A chill went through me as I glared at Dan, trying to work
out from his expression what exactly he had told Bob, and whether or not I
should be angry.
“Not the particulars,” Dan said, reading my fears from my
expression. “But I told him you shouldn’t be running around using your real
name or any name you don’t have ID for.”
“I don’t exactly have a choice,” I said. “I threw away from
real identification as soon as I got to LA.”
I recalled dropping the papers down the air shaft back at
Roachville.
“Yes, but you’ll need something,” Dan said. “If you get
stopped by the fuzz and don’t have anything, they might hall you into the
station on Wilcox until they find out who you are.”
“So, what do I do about it?” I asked.
“I have some papers I can sell you,” Bob said.
“How is that possible?”
“People leave ID with me in exchange for bundles of papers,”
Bob said. “If they don’t come back. I keep and later sell their ID.”

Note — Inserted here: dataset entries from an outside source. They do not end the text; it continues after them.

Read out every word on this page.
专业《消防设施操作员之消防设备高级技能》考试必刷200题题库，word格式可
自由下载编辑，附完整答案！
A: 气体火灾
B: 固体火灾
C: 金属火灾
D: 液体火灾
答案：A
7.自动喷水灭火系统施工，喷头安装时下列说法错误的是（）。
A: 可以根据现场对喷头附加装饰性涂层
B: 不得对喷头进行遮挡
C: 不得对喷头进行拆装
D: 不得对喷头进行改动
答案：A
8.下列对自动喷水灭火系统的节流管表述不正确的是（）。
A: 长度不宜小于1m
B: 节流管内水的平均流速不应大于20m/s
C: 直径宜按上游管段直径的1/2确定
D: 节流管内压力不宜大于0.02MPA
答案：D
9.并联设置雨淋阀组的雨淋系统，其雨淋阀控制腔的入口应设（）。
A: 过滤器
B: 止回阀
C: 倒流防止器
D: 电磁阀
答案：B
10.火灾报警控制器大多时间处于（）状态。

“And you have some ID to sell me?”
“As a matter of fact, I do,” he said. “A rather complete
packet, I might add.”
“Show him,” Dan suggested.
Bob pulled out a large brown envelop from under his side of
the counter and dumped out the contents in front of me, six piece of legal
documents all bearing the same name – Ernest Hoffee – a driver’s license from
Canton, Ohio, a draft card, even a birth certificate among them as well as a
library card and other pieces.
“The man dropped this stuff off weeks ago and never came
back,” Bob said. “I didn’t have time to sell them. But if you want, I’ll sell
them to you cheap.”
As it turned out, he wanted $30 (or as I would think later,
30 pieces of silver) since the poor man who left them would likely get stopped
somewhere and held until he could prove who he was.
“That should keep the heat off your back,” Dan said.
I agreed and slid the money out of my wallet, then put each
of the precious documents in, already feeling more secure.
“Now,” Dan said. “Let’s go see about getting some acid.”